Similarly, to get the number of unique books that every term appeared in, we canuse the same method but on a grouped data. Again we need to rename the column.Note that sorting values is only for the presentation and it is not needed forthe further computations.
| i_d | |
|---|---|
| word | |
| laplandish | 1 |
| moluccas | 1 |
| molten | 1 |
| molliten | 1 |
| molière | 1 |
Having all the components of the IDF formula, we can now calculate it as a newcolumn.
| i_d | idf | |
|---|---|---|
| word | ||
| laplandish | 1 | 1.791759 |
| moluccas | 1 | 1.791759 |
| molten | 1 | 1.791759 |
| molliten | 1 | 1.791759 |
| molière | 1 | 1.791759 |
To get the final DataFrame we need to join both DataFrames as follows:
Tokenize Pandas Columns
| n_w | n_d | tf | i_d | idf | ||
|---|---|---|---|---|---|---|
| book | word | |||||
| dracula | the | 8093 | 166916 | 0.048485 | 6 | 0.0 |
| and | 5976 | 166916 | 0.035802 | 6 | 0.0 | |
| i | 4847 | 166916 | 0.029039 | 6 | 0.0 | |
| to | 4745 | 166916 | 0.028427 | 6 | 0.0 | |
| of | 3748 | 166916 | 0.022454 | 6 | 0.0 |
Having now DataFrame with both TF and IDF values, we can calculate TF-IDFstatistic.
| n_w | n_d | tf | i_d | idf | tf_idf | ||
|---|---|---|---|---|---|---|---|
| book | word | ||||||
| dracula | the | 8093 | 166916 | 0.048485 | 6 | 0.0 | 0.0 |
| and | 5976 | 166916 | 0.035802 | 6 | 0.0 | 0.0 | |
| i | 4847 | 166916 | 0.029039 | 6 | 0.0 | 0.0 | |
| to | 4745 | 166916 | 0.028427 | 6 | 0.0 | 0.0 | |
| of | 3748 | 166916 | 0.022454 | 6 | 0.0 | 0.0 |
Again, lets see the top TF-IDF terms:
Tokenize Pandas Column Names
| tf_idf | ||
|---|---|---|
| book | word | |
| dracula | helsing | 0.003467 |
| lucy | 0.003231 | |
| mina | 0.002619 | |
| van | 0.002126 | |
| harker | 0.001879 | |
| frankenstein | clerval | 0.001347 |
| justine | 0.001256 | |
| felix | 0.001142 | |
| elizabeth | 0.000813 | |
| frankenstein | 0.000731 | |
| grimms_fairy_tales | gretel | 0.001667 |
| hans | 0.001304 | |
| tailor | 0.001174 | |
| dwarf | 0.001055 | |
| hansel | 0.000799 | |
| moby_dick | ahab | 0.004161 |
| whale | 0.003873 | |
| whales | 0.002181 | |
| stubb | 0.002101 | |
| queequeg | 0.002036 | |
| tom_sawyer | huck | 0.005956 |
| tom | 0.004305 | |
| becky | 0.002655 | |
| joe | 0.002406 | |
| sid | 0.001847 | |
| war_and_peace | pierre | 0.006100 |
| natásha | 0.003769 | |
| rostóv | 0.002411 | |
| prince | 0.002318 | |
| moscow | 0.002243 |
As before we’ve got a set of important words for the given document.
Note that this more of a demo of Pandas text processing. If you’re consideringusing TF-IDF in a more production example, see some existing solutions likescikit-learn’s TfidfVectorizer.

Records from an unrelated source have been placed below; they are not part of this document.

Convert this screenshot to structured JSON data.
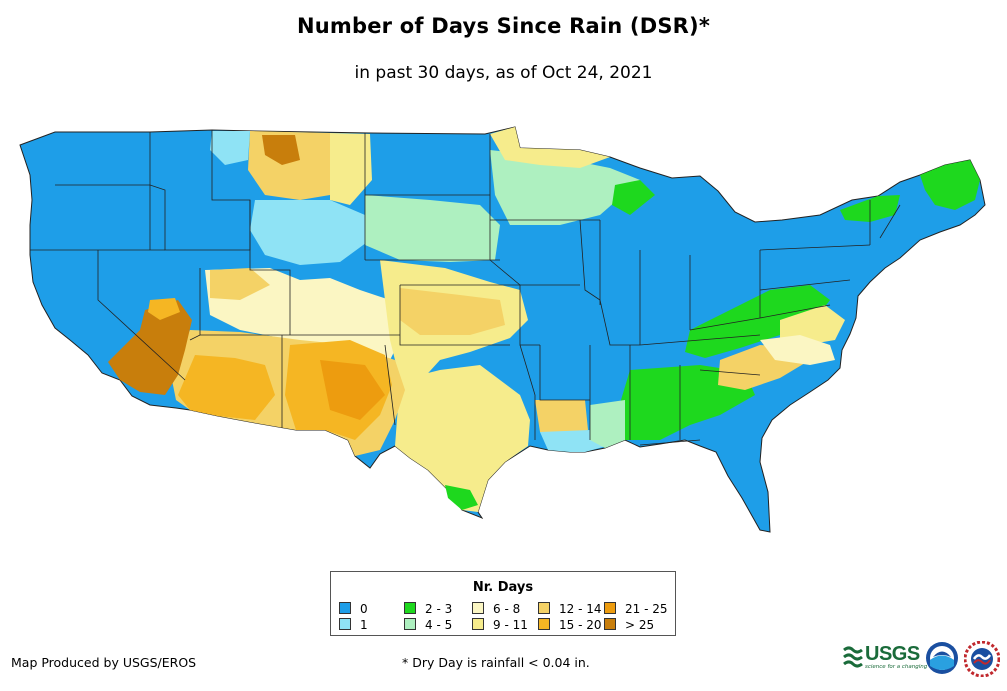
{
  "title": "Number of Days Since Rain (DSR)*",
  "subtitle": "in past 30 days, as of Oct 24, 2021",
  "legend": {
    "title": "Nr. Days",
    "items": [
      {
        "label": "0",
        "color": "#1e9ee8"
      },
      {
        "label": "1",
        "color": "#8fe3f5"
      },
      {
        "label": "2 - 3",
        "color": "#1ed81e"
      },
      {
        "label": "4 - 5",
        "color": "#aef0c0"
      },
      {
        "label": "6 - 8",
        "color": "#fbf6c3"
      },
      {
        "label": "9 - 11",
        "color": "#f6ec8c"
      },
      {
        "label": "12 - 14",
        "color": "#f4d266"
      },
      {
        "label": "15 - 20",
        "color": "#f5b623"
      },
      {
        "label": "21 - 25",
        "color": "#ed9c0f"
      },
      {
        "label": "> 25",
        "color": "#c87e0c"
      }
    ]
  },
  "footer": {
    "producer": "Map Produced by USGS/EROS",
    "note": "* Dry Day is rainfall < 0.04 in."
  },
  "logos": {
    "usgs_text": "USGS",
    "usgs_tagline": "science for a changing world",
    "noaa_text": "NOAA",
    "nws_text": "NWS"
  }
}
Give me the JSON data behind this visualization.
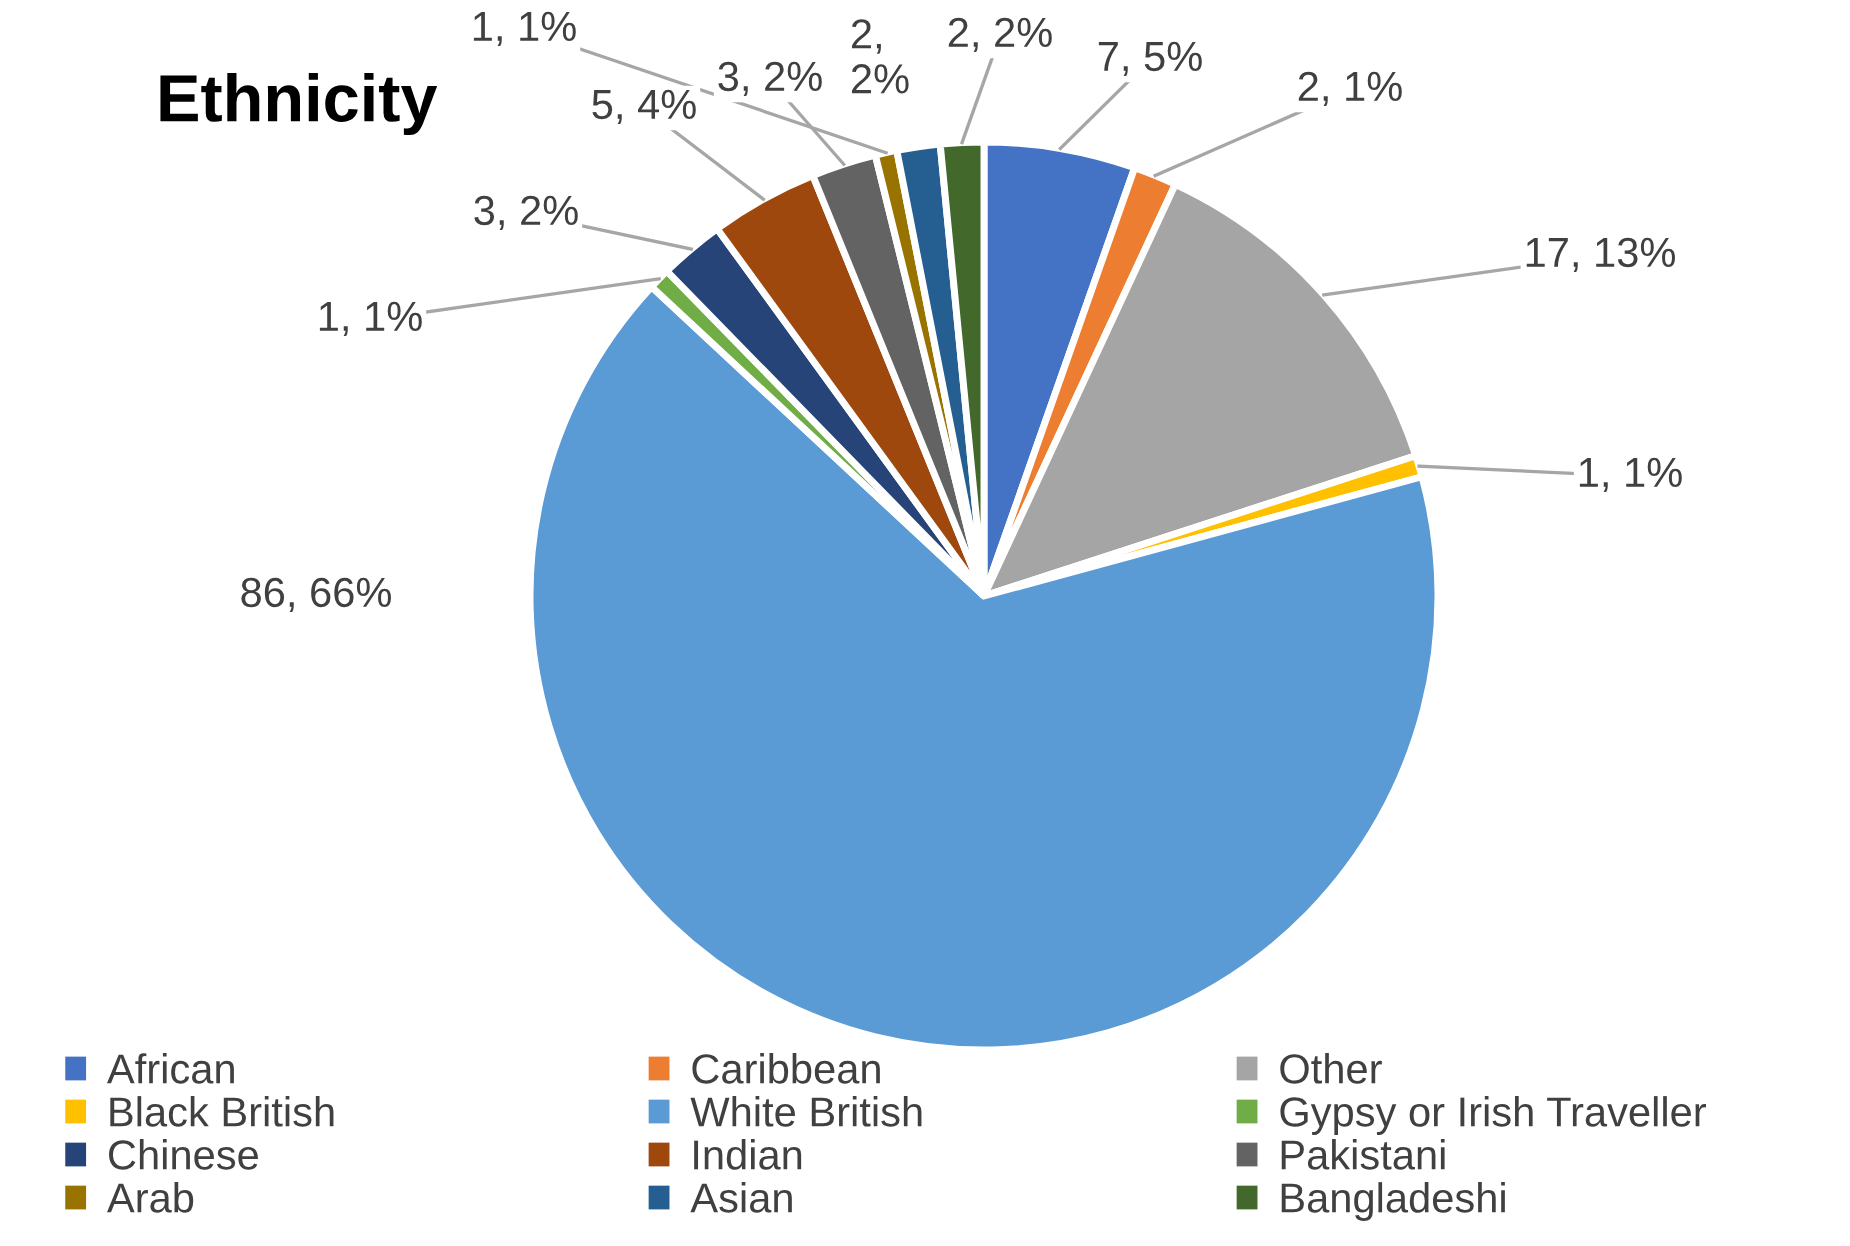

Note that I’ve just scratched a surface with the Pandas’ text processingcapabilietes. There are many other useful functions like the match functionshown below:
| n | |
|---|---|
| word | |
| s | 8341 |
| she | 6317 |
| so | 5380 |
| said | 5337 |
| some | 2317 |
| see | 1760 |
| such | 1456 |
| still | 1368 |
| should | 1264 |
| seemed | 1233 |
Tokenize Pandas Column Tutorial
Again, I encourage you to check Pandas manual for more details.
Notebook with the above computations is available for downloadhere.